The epistatic interaction of alleles at the VRN-H1 and VRN-H2 loci determines vernalization sensitivity in barley. To validate the current molecular model for the two-locus epistasis, we crossed homozygous vernalization-insensitive plants harboring a predicted "winter type" allele at either VRN-H1 (Dicktoo) or VRN-H2 (Oregon Wolfe Barley Dominant), or at both VRN-H (Calicuchima-sib) loci and measured the flowering time of unvernalized F(2) progeny under long-day photoperiod. We assessed whether the spring growth habit of Calicuchima-sib is an exception to the two-locus epistatic model or contains novel "spring" alleles at VRN-H1 (HvBM5A) and/or VRN-H2 (ZCCT-H) by determining allele sequence variants at these loci and their effects relative to growth habit.

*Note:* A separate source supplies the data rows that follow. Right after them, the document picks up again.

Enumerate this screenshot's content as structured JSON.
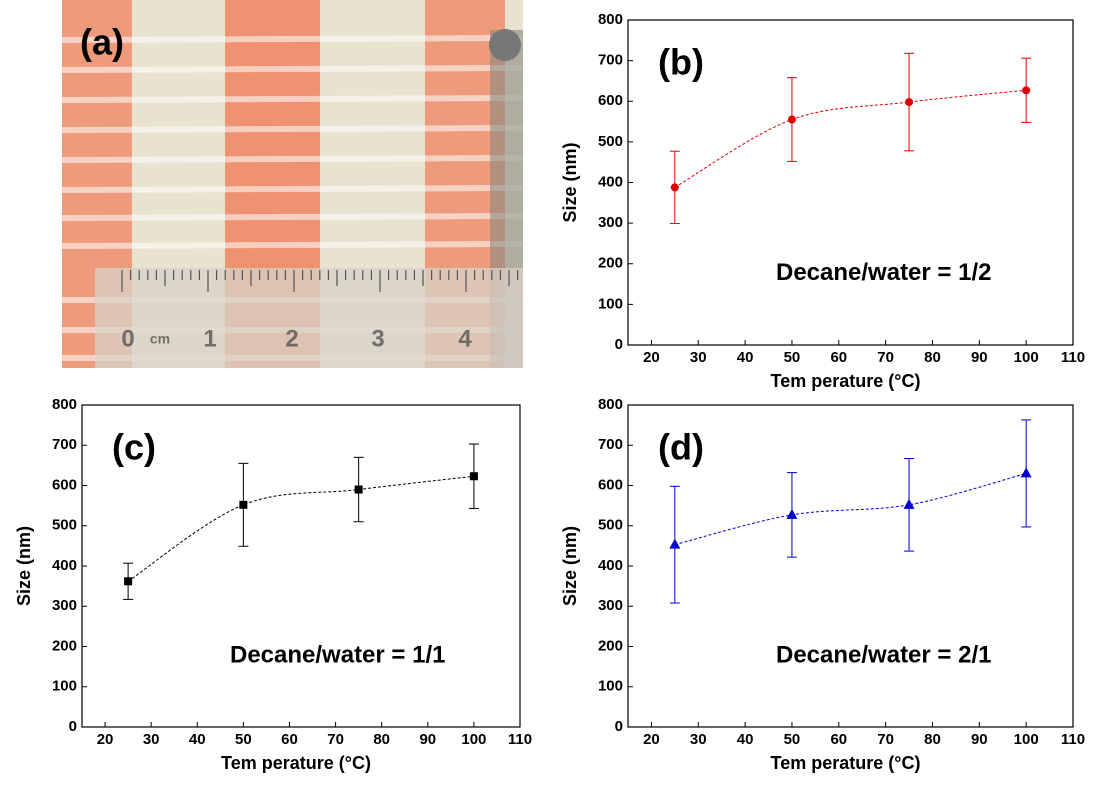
{
  "photo": {
    "label": "(a)",
    "ruler_labels": [
      "0",
      "cm",
      "1",
      "2",
      "3",
      "4"
    ]
  },
  "chart_data": [
    {
      "type": "scatter",
      "label": "(b)",
      "annotation": "Decane/water = 1/2",
      "xlabel": "Tem perature (°C)",
      "ylabel": "Size (nm)",
      "xlim": [
        15,
        110
      ],
      "ylim": [
        0,
        800
      ],
      "xticks": [
        20,
        30,
        40,
        50,
        60,
        70,
        80,
        90,
        100,
        110
      ],
      "yticks": [
        0,
        100,
        200,
        300,
        400,
        500,
        600,
        700,
        800
      ],
      "series": [
        {
          "color": "#e00000",
          "marker": "circle",
          "x": [
            25,
            50,
            75,
            100
          ],
          "values": [
            388,
            555,
            598,
            627
          ],
          "errors": [
            89,
            103,
            120,
            79
          ]
        }
      ]
    },
    {
      "type": "scatter",
      "label": "(c)",
      "annotation": "Decane/water = 1/1",
      "xlabel": "Tem perature (°C)",
      "ylabel": "Size (nm)",
      "xlim": [
        15,
        110
      ],
      "ylim": [
        0,
        800
      ],
      "xticks": [
        20,
        30,
        40,
        50,
        60,
        70,
        80,
        90,
        100,
        110
      ],
      "yticks": [
        0,
        100,
        200,
        300,
        400,
        500,
        600,
        700,
        800
      ],
      "series": [
        {
          "color": "#000000",
          "marker": "square",
          "x": [
            25,
            50,
            75,
            100
          ],
          "values": [
            362,
            552,
            590,
            623
          ],
          "errors": [
            45,
            103,
            80,
            80
          ]
        }
      ]
    },
    {
      "type": "scatter",
      "label": "(d)",
      "annotation": "Decane/water = 2/1",
      "xlabel": "Tem perature (°C)",
      "ylabel": "Size (nm)",
      "xlim": [
        15,
        110
      ],
      "ylim": [
        0,
        800
      ],
      "xticks": [
        20,
        30,
        40,
        50,
        60,
        70,
        80,
        90,
        100,
        110
      ],
      "yticks": [
        0,
        100,
        200,
        300,
        400,
        500,
        600,
        700,
        800
      ],
      "series": [
        {
          "color": "#0000cc",
          "marker": "triangle",
          "x": [
            25,
            50,
            75,
            100
          ],
          "values": [
            453,
            527,
            552,
            630
          ],
          "errors": [
            145,
            105,
            115,
            133
          ]
        }
      ]
    }
  ]
}
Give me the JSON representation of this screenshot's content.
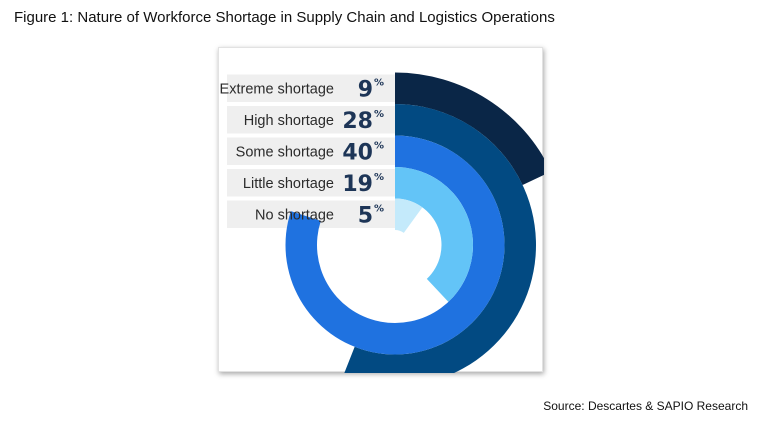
{
  "figure": {
    "title": "Figure 1: Nature of Workforce Shortage in Supply Chain and Logistics Operations",
    "source": "Source: Descartes & SAPIO Research"
  },
  "chart_data": {
    "type": "radial_bar",
    "title": "Figure 1: Nature of Workforce Shortage in Supply Chain and Logistics Operations",
    "categories": [
      "Extreme shortage",
      "High shortage",
      "Some shortage",
      "Little shortage",
      "No shortage"
    ],
    "values": [
      9,
      28,
      40,
      19,
      5
    ],
    "value_suffix": "%",
    "max_value": 50,
    "colors": [
      "#0a2647",
      "#024a82",
      "#1f72e0",
      "#63c4f7",
      "#c4eafb"
    ],
    "label_color": "#1d3557",
    "row_shading": "#efefef",
    "grid": false,
    "legend": "none",
    "source": "Source: Descartes & SAPIO Research"
  }
}
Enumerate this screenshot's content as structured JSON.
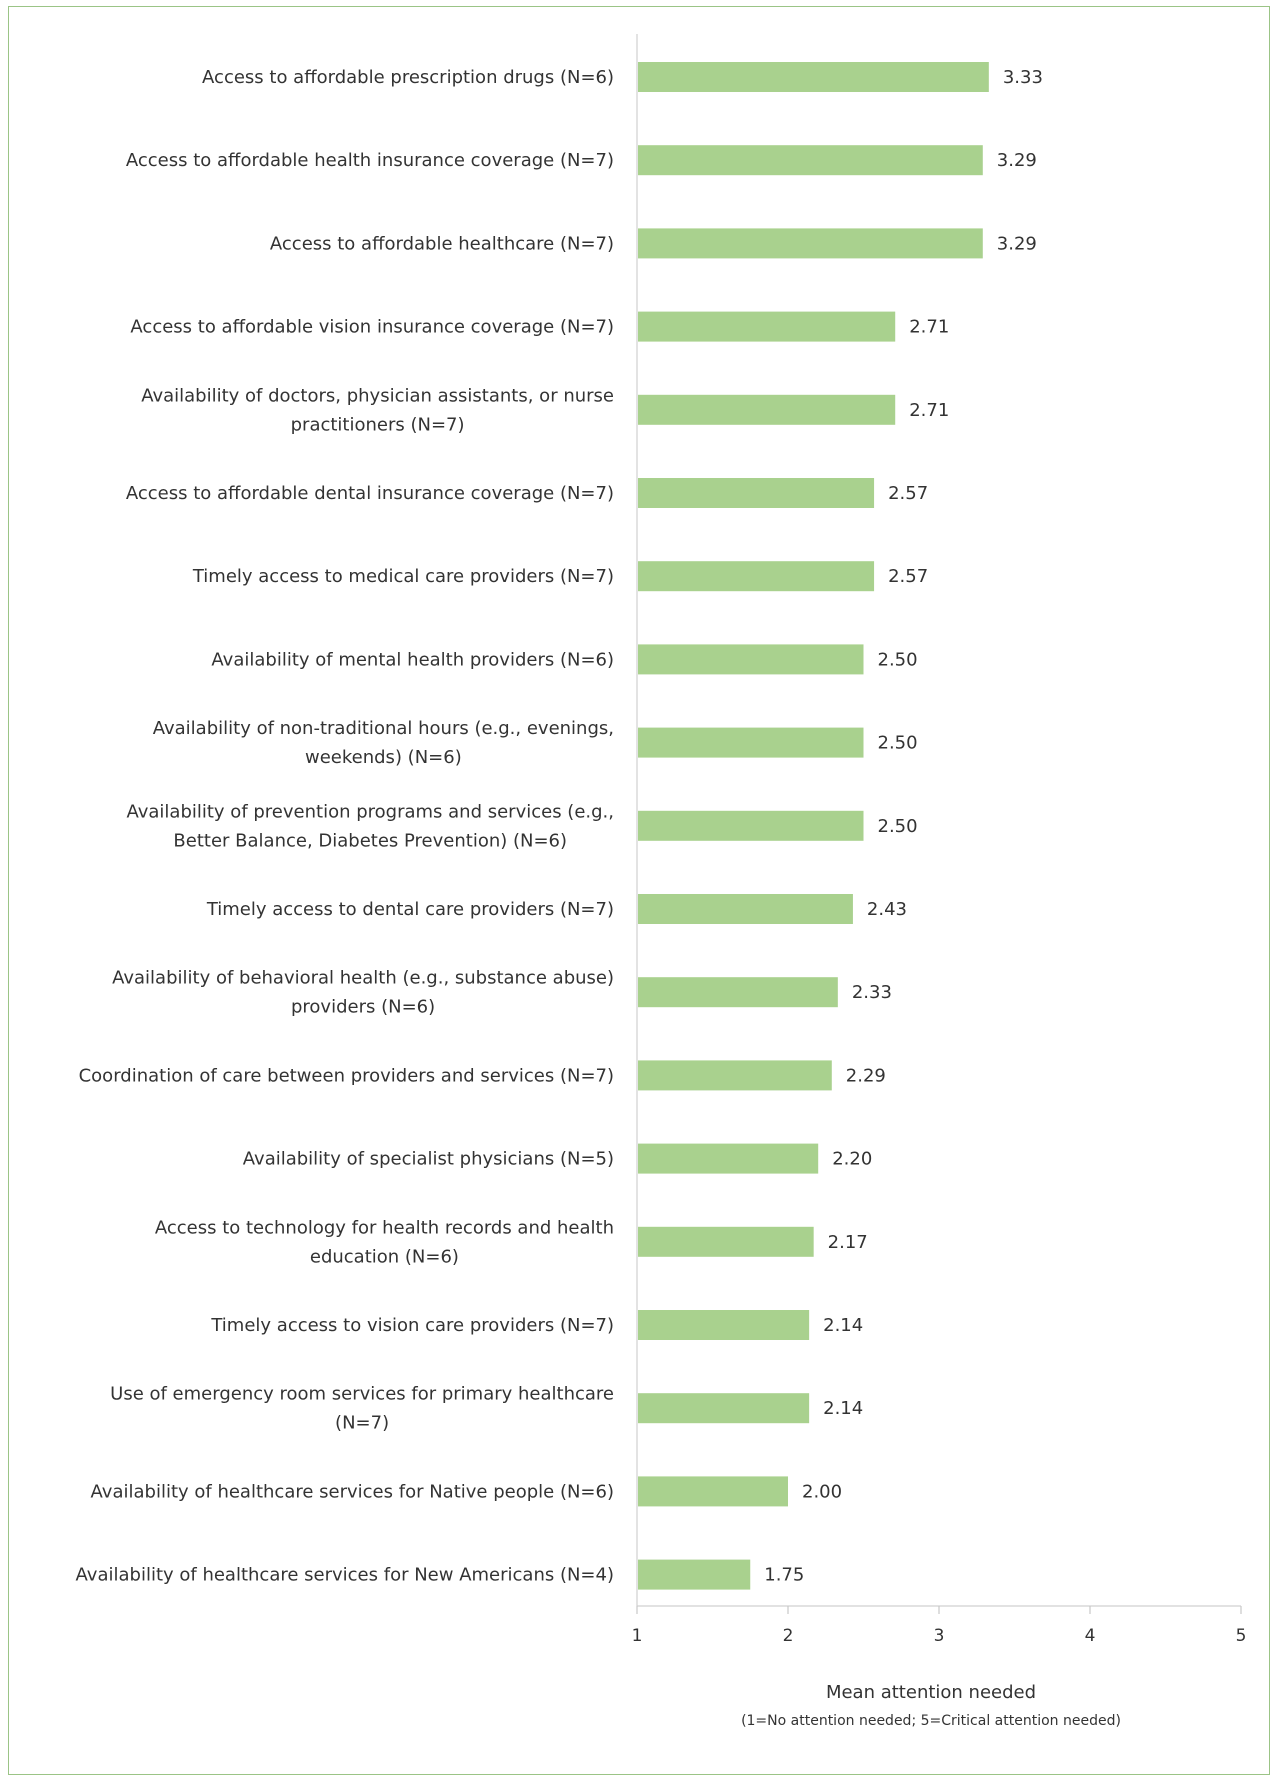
{
  "chart_data": {
    "type": "bar",
    "orientation": "horizontal",
    "categories": [
      "Access to affordable prescription drugs (N=6)",
      "Access to affordable health insurance coverage (N=7)",
      "Access to affordable healthcare (N=7)",
      "Access to affordable vision insurance coverage (N=7)",
      [
        "Availability of doctors, physician assistants, or nurse",
        "practitioners (N=7)"
      ],
      "Access to affordable dental insurance coverage (N=7)",
      "Timely access to medical care providers (N=7)",
      "Availability of mental health providers (N=6)",
      [
        "Availability of non-traditional hours (e.g., evenings,",
        "weekends) (N=6)"
      ],
      [
        "Availability of prevention programs and services (e.g.,",
        "Better Balance, Diabetes Prevention) (N=6)"
      ],
      "Timely access to dental care providers (N=7)",
      [
        "Availability of behavioral health (e.g., substance abuse)",
        "providers (N=6)"
      ],
      "Coordination of care between providers and services (N=7)",
      "Availability of specialist physicians (N=5)",
      [
        "Access to technology for health records and health",
        "education (N=6)"
      ],
      "Timely access to vision care providers (N=7)",
      [
        "Use of emergency room services for primary healthcare",
        "(N=7)"
      ],
      "Availability of healthcare services for Native people (N=6)",
      "Availability of healthcare services for New Americans (N=4)"
    ],
    "values": [
      3.33,
      3.29,
      3.29,
      2.71,
      2.71,
      2.57,
      2.57,
      2.5,
      2.5,
      2.5,
      2.43,
      2.33,
      2.29,
      2.2,
      2.17,
      2.14,
      2.14,
      2.0,
      1.75
    ],
    "value_labels": [
      "3.33",
      "3.29",
      "3.29",
      "2.71",
      "2.71",
      "2.57",
      "2.57",
      "2.50",
      "2.50",
      "2.50",
      "2.43",
      "2.33",
      "2.29",
      "2.20",
      "2.17",
      "2.14",
      "2.14",
      "2.00",
      "1.75"
    ],
    "xlim": [
      1,
      5
    ],
    "x_ticks": [
      "1",
      "2",
      "3",
      "4",
      "5"
    ],
    "xlabel": "Mean attention needed",
    "xlabel_note": "(1=No attention needed; 5=Critical attention needed)",
    "bar_color": "#a9d18e",
    "grid": false,
    "legend": "none"
  }
}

We found that (a) progeny with predicted "winter type" alleles at both VRN-H1 and VRN-H2 alleles exhibited an extremely delayed flowering (i.e. vernalization-sensitive) phenotype in two out of the three F(2) populations, (b) sequence flanking the vernalization critical region of HvBM5A intron 1 likely influences degree of vernalization sensitivity, (c) a winter habit is retained when ZCCT-Ha has been deleted, and (d) the ZCCT-H genes have higher levels of allelic polymorphism than other winterhardiness regulatory genes. Our results validate the model explaining the epistatic interaction of VRN-H2 and VRN-H1 under long-day conditions, demonstrate recovery of vernalization-sensitive progeny from crosses of vernalization-insensitive genotypes, show that intron length variation in VRN-H1 may account for a continuum of vernalization sensitivity, and provide molecular markers that are accurate predictors of "winter vs spring type" alleles at the VRN-H loci.